Sunlight filtering through the leaves of trees casts magical shadows on the forest floor. The beauty of the light, how it shifts throughout the day and the warmth it brings, inspired clients in Victoria, British Columbia, to design a home for aging in place that embodies what they loved about the island. Local firm Patkau Architects elevated the idea of an indoor-outdoor connection for their house. With a ceiling of interlocking hemlock that casts shadows along the home like tree canopies, Arbor House nestles itself, visually and thematically, within the landscape.

While empty nesters, the clients host large family gatherings and require a house that accommodates nine grandchildren. They are also conscious of their desire to grow old in the house, so all living areas are located on a single floor for easy access. “This created some challenges and opportunities,” said David Shone, principal of Patkau Architects.
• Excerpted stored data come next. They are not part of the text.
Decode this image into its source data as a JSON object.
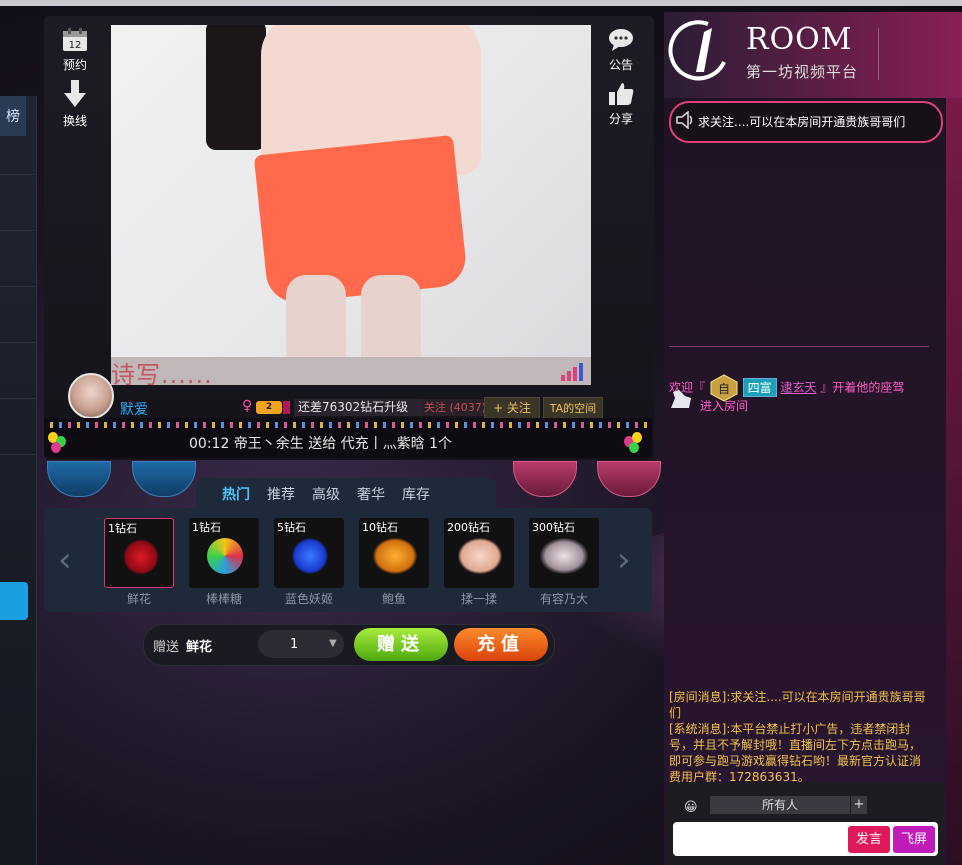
{
  "side_left": {
    "reserve_label": "预约",
    "reserve_icon": "calendar-icon",
    "reserve_day": "12",
    "switch_label": "换线",
    "switch_icon": "down-arrow-icon"
  },
  "side_right": {
    "notice_label": "公告",
    "notice_icon": "chat-bubble-icon",
    "share_label": "分享",
    "share_icon": "thumbs-up-icon"
  },
  "left_edge": {
    "tab_label": "榜"
  },
  "video": {
    "watermark": "诗写......"
  },
  "host": {
    "name": "默爱",
    "gender_symbol": "♀",
    "level": "2",
    "upgrade_text": "还差76302钻石升级",
    "follow_count_text": "关注 (4037)",
    "follow_button": "+ 关注",
    "space_button": "TA的空间"
  },
  "marquee": {
    "text": "00:12  帝王丶余生 送给 代充丨灬紫晗   1个"
  },
  "gift_tabs": [
    {
      "label": "热门",
      "active": true
    },
    {
      "label": "推荐",
      "active": false
    },
    {
      "label": "高级",
      "active": false
    },
    {
      "label": "奢华",
      "active": false
    },
    {
      "label": "库存",
      "active": false
    }
  ],
  "gifts": [
    {
      "price": "1钻石",
      "name": "鲜花",
      "color": "#c0101a",
      "selected": true
    },
    {
      "price": "1钻石",
      "name": "棒棒糖",
      "color": "#f0a020",
      "selected": false
    },
    {
      "price": "5钻石",
      "name": "蓝色妖姬",
      "color": "#1a5ae0",
      "selected": false
    },
    {
      "price": "10钻石",
      "name": "鲍鱼",
      "color": "#e07a10",
      "selected": false
    },
    {
      "price": "200钻石",
      "name": "揉一揉",
      "color": "#f2c4b0",
      "selected": false
    },
    {
      "price": "300钻石",
      "name": "有容乃大",
      "color": "#d8c0c8",
      "selected": false
    }
  ],
  "send": {
    "label": "赠送",
    "selected_gift": "鲜花",
    "quantity": "1",
    "give_button": "赠送",
    "charge_button": "充值"
  },
  "logo": {
    "title": "ROOM",
    "subtitle": "第一坊视频平台"
  },
  "notice": {
    "text": "求关注....可以在本房间开通贵族哥哥们"
  },
  "chat": {
    "welcome_prefix": "欢迎『",
    "badge_char": "自",
    "rich_label": "四富",
    "user": "逮玄天",
    "welcome_suffix": "』开着他的座驾",
    "enter_room": "进入房间"
  },
  "system_messages": [
    "[房间消息]:求关注....可以在本房间开通贵族哥哥们",
    "[系统消息]:本平台禁止打小广告，违者禁闭封号，并且不予解封哦！直播间左下方点击跑马，即可参与跑马游戏赢得钻石哟！最新官方认证消费用户群：172863631。"
  ],
  "input": {
    "target": "所有人",
    "target_plus": "+",
    "send_button": "发言",
    "fly_button": "飞屏"
  },
  "colors": {
    "accent_pink": "#e0407a",
    "accent_blue": "#2ab0ff",
    "give_green": "#6fcf1a",
    "charge_orange": "#f06a1a"
  }
}
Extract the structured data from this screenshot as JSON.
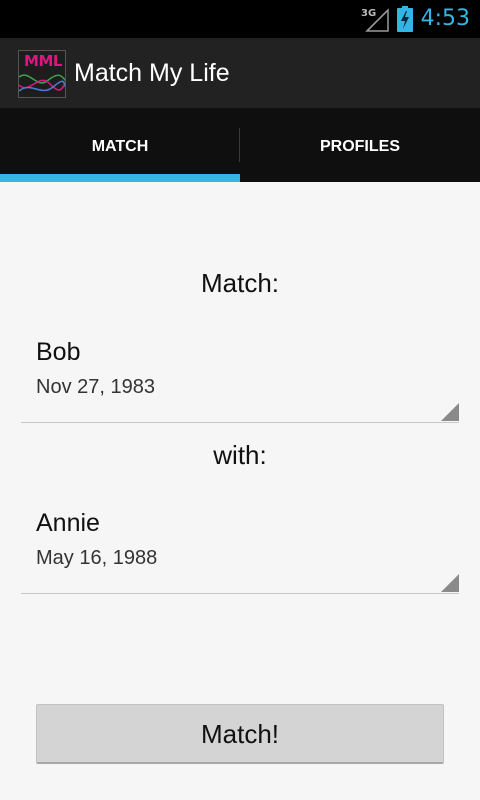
{
  "status_bar": {
    "network_type": "3G",
    "time": "4:53",
    "icons": [
      "signal-icon",
      "battery-charging-icon"
    ],
    "clock_color": "#33b5e5"
  },
  "action_bar": {
    "logo_text": "MML",
    "logo_color": "#e0157f",
    "title": "Match My Life"
  },
  "tabs": [
    {
      "label": "MATCH",
      "selected": true
    },
    {
      "label": "PROFILES",
      "selected": false
    }
  ],
  "tab_indicator_color": "#33b5e5",
  "main": {
    "match_label": "Match:",
    "with_label": "with:",
    "person_1": {
      "name": "Bob",
      "date": "Nov 27, 1983"
    },
    "person_2": {
      "name": "Annie",
      "date": "May 16, 1988"
    },
    "match_button_label": "Match!"
  }
}
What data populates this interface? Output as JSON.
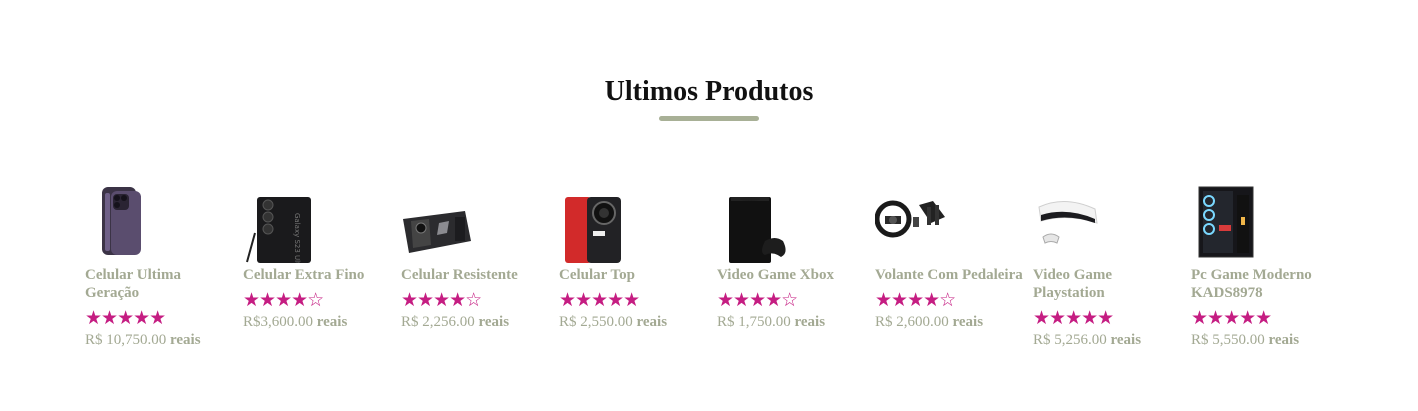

Of the challenges: locating most rooms on the same floor requires a very wide floorplate which is particularly tricky given the sloped site.

But this brought opportunity: “We moved the house up to the top of the site where there were more natural openings in terms of the existing trees,” continued Shone. This means at the back of the home, which overlooks Cadboro Bay, the floor is at grade, but toward the front, street-facing side, the floor is nearly a full story above grade. “This put the front of the house up in the canopy of the trees,” said Shone—a likely place for an arbor.

The ceiling, which completely spans the interiors and extends outside to cover the decks, drew from research the architects were working on. The canopy, created using solid Western hemlock that’s sourced and milled on the island, is constructed with interlocking horizontal boards and vertical slats. Throughout the home operable skylights are placed atop the arbor so natural light shines through the slats. “We modeled different widths and thicknesses to really maximize the amount of light that we could get through it,” Shone told AN Interior. In places without operable skylights, the architects inserted solar panels which covers 75 percent of the home’s energy.

Paired with clean white walls and interior glazing, the continuous arbor allows this interplay of light to dance around the home. If the design engages the senses of visual light, it also deals with the feeling of the breeze between trees. The home is surrounded by retractable glass walls to completely open Arbor House to its environment.



“In terms of the interior arrangement, it’s a loose arrangement of spaces. It’s very open and continuous,” said Shone. Rooms flow into one another, each minimally furnished and decorated. The scale and rhythm of the arbor modulate the different spaces while unifying them to one another. Site lines throughout the home are also maintained, either by looking outward over the pool and into the bay or across an inner courtyard anchored by a young tree.

The embrace of nature is more than sensorial—the home also uses geothermal energy and ground source heat pumps for heating and cooling. In both function and passive house design, Arbor House is drawn from and part of the land.